Two British members of the Parliament who were refused the entry into Israel returned to London after trying to visit the West Bank during an investigation trip, they said on Sunday.
Both, Abtisam Mohamed and Yuan Yang of the British Labor Party, said that they were “surprised” by the refusal of the Israeli authorities to grant them entry into the country.
Mohamed and Yang traveled as part of a parliamentary delegation, but were arrested at the border on the grounds that they intended to provoke anti-Israeli activities, according to the Israeli Embassy in Great Britain.
“We are amazed at the unprecedented measure crossed by the Israeli authorities to refuse the entry of British deputies during our trip to visit the occupied West Bank,” Mohamed and Yang said in a joint statement. “It is essential that parliamentarians can see the situation in the occupied Palestinian territory.”
The Ministry of the Interior said it had prohibited the two entry legislators because they declared during the interrogation that the aim of their visit was “to document the Israeli security forces and to spread hateful rhetoric against Israel”.
The Israeli Embassy in London said that the Interior Ministry had a duty to prevent entry to people who intended to cause damage to the state.
“These people accused Israel of false statements were actively involved in promoting sanctions against Israeli ministers and supported campaigns aimed at boycotting the state of Israel,” said the embassy.
In their Sunday declaration, Mohamed and Yang defended their comments, saying that he had spoken to the British Parliament of the Israeli-Palestinian conflict and the importance of complying with international law.
“Parliamentarians should feel free to speak honestly in the House of Commons, without fear of being targeted,” they said.
In November, Mohamed asked the British government if he would examine his relations with Israel in the light of the “atrocities taking place in Gaza, in the West Bank and Lebanon”.
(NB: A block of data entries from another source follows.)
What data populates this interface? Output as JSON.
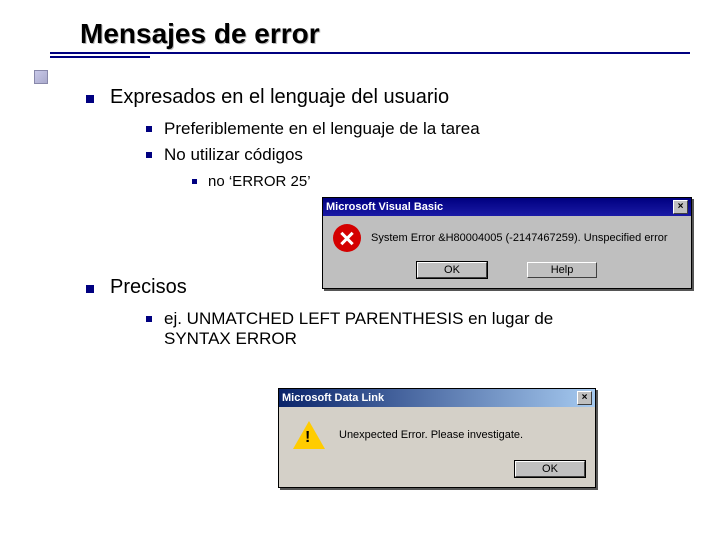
{
  "title": "Mensajes de error",
  "bullets": {
    "b1": {
      "text": "Expresados en el lenguaje del usuario",
      "sub": {
        "s1": "Preferiblemente en el lenguaje de la tarea",
        "s2": "No utilizar códigos",
        "s2_sub": "no ‘ERROR 25’"
      }
    },
    "b2": {
      "text": "Precisos",
      "sub": {
        "s1": "ej. UNMATCHED LEFT PARENTHESIS en lugar de SYNTAX ERROR"
      }
    }
  },
  "dialog1": {
    "title": "Microsoft Visual Basic",
    "message": "System Error &H80004005 (-2147467259).  Unspecified error",
    "ok": "OK",
    "help": "Help",
    "close": "×"
  },
  "dialog2": {
    "title": "Microsoft Data Link",
    "message": "Unexpected Error. Please investigate.",
    "ok": "OK",
    "close": "×"
  }
}
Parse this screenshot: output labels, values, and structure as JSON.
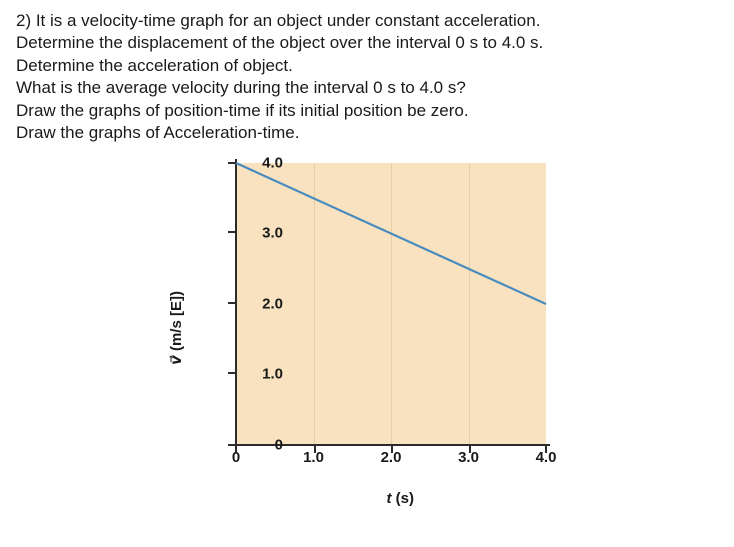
{
  "question": {
    "lines": [
      "2) It is a velocity-time graph for an object under constant acceleration.",
      "Determine the displacement of the object over the interval 0 s to 4.0 s.",
      "Determine the acceleration of object.",
      "What is the average velocity during the interval 0 s to 4.0 s?",
      "Draw the graphs of position-time if its initial position be zero.",
      "Draw the graphs of Acceleration-time."
    ]
  },
  "chart_data": {
    "type": "line",
    "title": "",
    "xlabel_var": "t",
    "xlabel_units": " (s)",
    "ylabel_var": "v⃗",
    "ylabel_units": " (m/s [E])",
    "xlim": [
      0,
      4.0
    ],
    "ylim": [
      0,
      4.0
    ],
    "xticks": [
      0,
      1.0,
      2.0,
      3.0,
      4.0
    ],
    "yticks": [
      0,
      1.0,
      2.0,
      3.0,
      4.0
    ],
    "xtick_labels": [
      "0",
      "1.0",
      "2.0",
      "3.0",
      "4.0"
    ],
    "ytick_labels": [
      "0",
      "1.0",
      "2.0",
      "3.0",
      "4.0"
    ],
    "grid_x": true,
    "grid_y": false,
    "series": [
      {
        "name": "velocity",
        "x": [
          0,
          4.0
        ],
        "y": [
          4.0,
          2.0
        ],
        "color": "#4a8bbf"
      }
    ]
  }
}
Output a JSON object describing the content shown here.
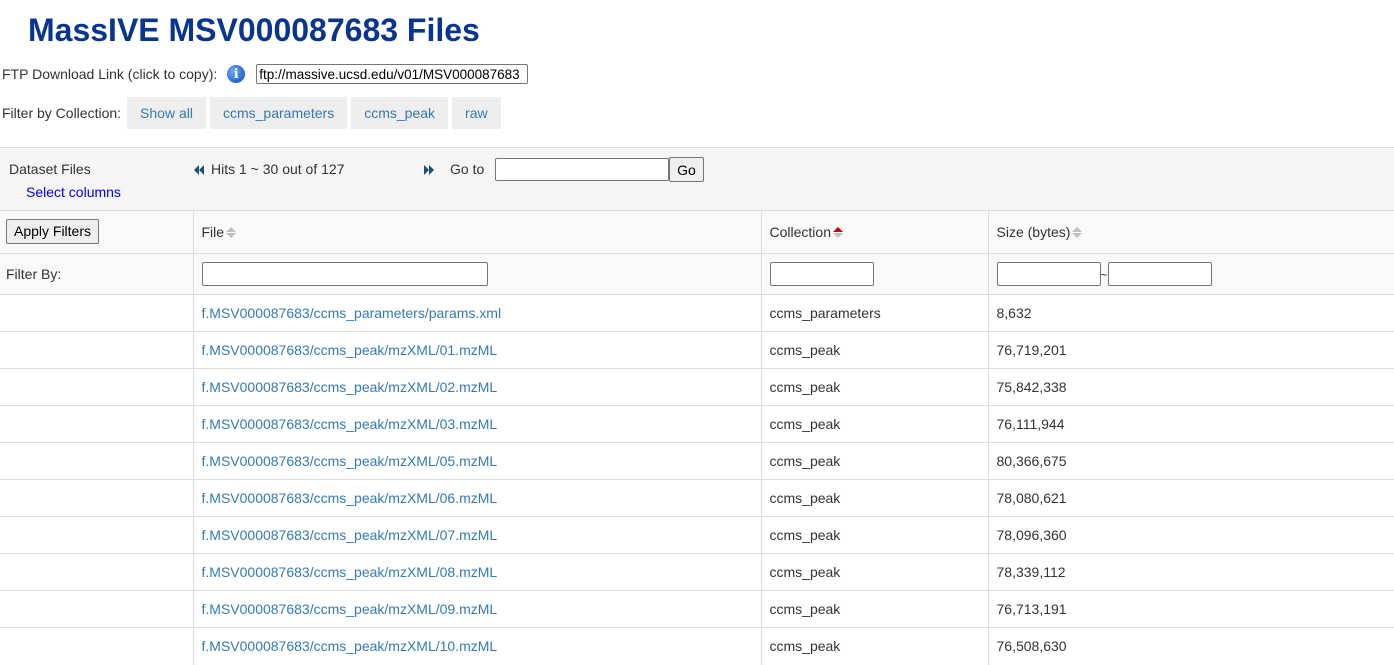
{
  "page_title": "MassIVE MSV000087683 Files",
  "ftp": {
    "label": "FTP Download Link (click to copy):",
    "value": "ftp://massive.ucsd.edu/v01/MSV000087683",
    "icon": "info-icon"
  },
  "collection_filter": {
    "label": "Filter by Collection:",
    "buttons": [
      "Show all",
      "ccms_parameters",
      "ccms_peak",
      "raw"
    ]
  },
  "toolbar": {
    "dataset_files": "Dataset Files",
    "select_columns": "Select columns",
    "hits": "Hits 1 ~ 30 out of 127",
    "goto_label": "Go to",
    "go_button": "Go"
  },
  "table": {
    "apply_filters": "Apply Filters",
    "filter_by": "Filter By:",
    "size_range_separator": "~",
    "columns": [
      {
        "label": "File",
        "sort": "none"
      },
      {
        "label": "Collection",
        "sort": "ascending"
      },
      {
        "label": "Size (bytes)",
        "sort": "none"
      }
    ],
    "rows": [
      {
        "file": "f.MSV000087683/ccms_parameters/params.xml",
        "collection": "ccms_parameters",
        "size": "8,632"
      },
      {
        "file": "f.MSV000087683/ccms_peak/mzXML/01.mzML",
        "collection": "ccms_peak",
        "size": "76,719,201"
      },
      {
        "file": "f.MSV000087683/ccms_peak/mzXML/02.mzML",
        "collection": "ccms_peak",
        "size": "75,842,338"
      },
      {
        "file": "f.MSV000087683/ccms_peak/mzXML/03.mzML",
        "collection": "ccms_peak",
        "size": "76,111,944"
      },
      {
        "file": "f.MSV000087683/ccms_peak/mzXML/05.mzML",
        "collection": "ccms_peak",
        "size": "80,366,675"
      },
      {
        "file": "f.MSV000087683/ccms_peak/mzXML/06.mzML",
        "collection": "ccms_peak",
        "size": "78,080,621"
      },
      {
        "file": "f.MSV000087683/ccms_peak/mzXML/07.mzML",
        "collection": "ccms_peak",
        "size": "78,096,360"
      },
      {
        "file": "f.MSV000087683/ccms_peak/mzXML/08.mzML",
        "collection": "ccms_peak",
        "size": "78,339,112"
      },
      {
        "file": "f.MSV000087683/ccms_peak/mzXML/09.mzML",
        "collection": "ccms_peak",
        "size": "76,713,191"
      },
      {
        "file": "f.MSV000087683/ccms_peak/mzXML/10.mzML",
        "collection": "ccms_peak",
        "size": "76,508,630"
      }
    ]
  },
  "colors": {
    "title": "#083591",
    "link": "#337ab7",
    "sort_active": "#cc0000"
  }
}
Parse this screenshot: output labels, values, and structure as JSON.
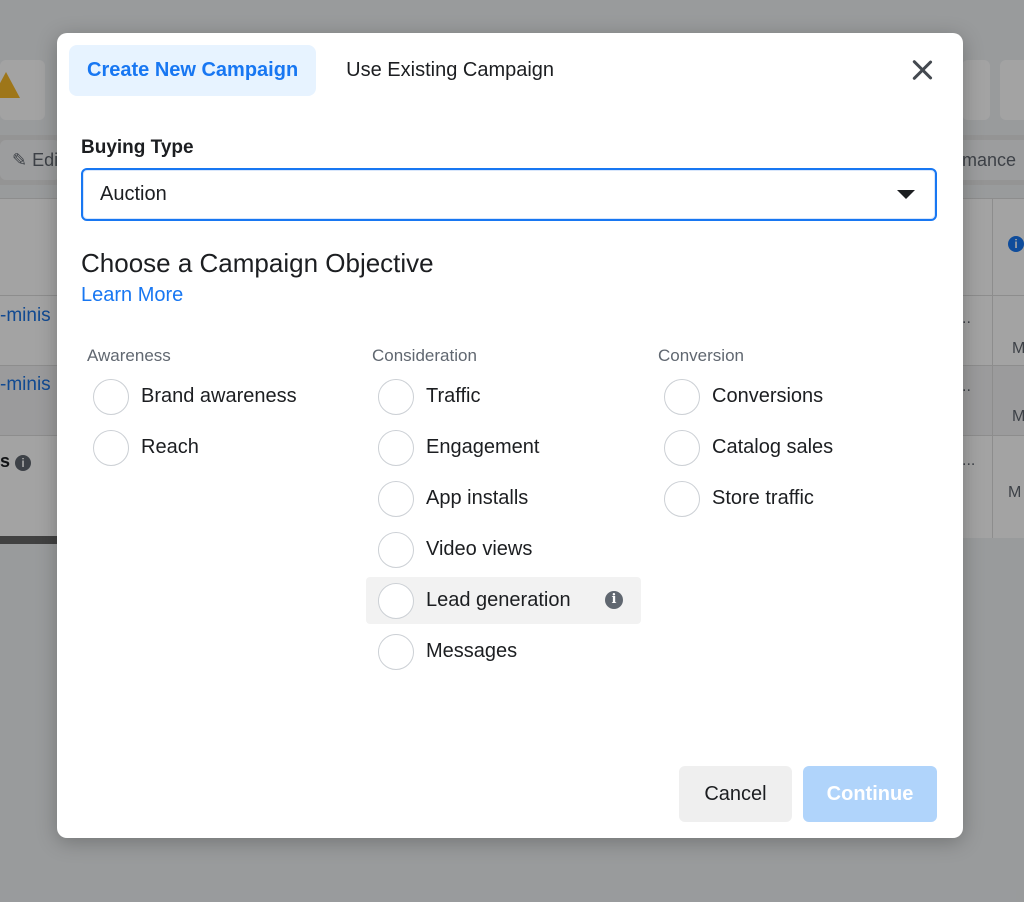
{
  "background": {
    "toolbar": {
      "edit_label": "Edit",
      "right_label": "mance"
    },
    "rows": [
      {
        "link": "-minis",
        "marker": "..",
        "small": "M"
      },
      {
        "link": "-minis",
        "marker": "..",
        "small": "M"
      },
      {
        "text": "s",
        "marker": "...",
        "small": "M"
      }
    ]
  },
  "modal": {
    "tabs": [
      {
        "label": "Create New Campaign",
        "active": true
      },
      {
        "label": "Use Existing Campaign",
        "active": false
      }
    ],
    "buying_type": {
      "label": "Buying Type",
      "value": "Auction"
    },
    "objective": {
      "title": "Choose a Campaign Objective",
      "learn_more": "Learn More"
    },
    "columns": [
      {
        "heading": "Awareness",
        "options": [
          "Brand awareness",
          "Reach"
        ]
      },
      {
        "heading": "Consideration",
        "options": [
          "Traffic",
          "Engagement",
          "App installs",
          "Video views",
          "Lead generation",
          "Messages"
        ]
      },
      {
        "heading": "Conversion",
        "options": [
          "Conversions",
          "Catalog sales",
          "Store traffic"
        ]
      }
    ],
    "buttons": {
      "cancel": "Cancel",
      "continue": "Continue"
    },
    "icons": {
      "close": "close-icon",
      "caret": "caret-down-icon",
      "info": "info-icon"
    },
    "colors": {
      "accent": "#1877f2",
      "tab_active_bg": "#e7f3ff",
      "continue_disabled": "#b0d4fb"
    }
  }
}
Yang, on the other hand, had urged sanctions against representatives of the Israeli government in Parliament.
British Foreign Minister David Lammy said the owners of legislators Mohamed and Yang was no way to treat parliamentarians.
Israel has a history of refusal to entry to members of the European Parliament and the American Congress.
In February, a delegation from the EU Parliament abandoned its trip to Jerusalem and Ramallah after two legislators were prohibited from the country, when they arrived at the airport.
Rima Hassan, one of the prohibited legislators, had previously described Israel as a “terrorist” state and accused his soldiers of having “coldly executed Palestinian children”, while pleading for him to “leave Palestine”.
The Minister of Foreigners, Israel Katz, said in October the previous year that he would prohibit the UN Secretary General Antonio Guterres from entering the country because he had not “unequivocally” an attack of missiles by Iran against Iran.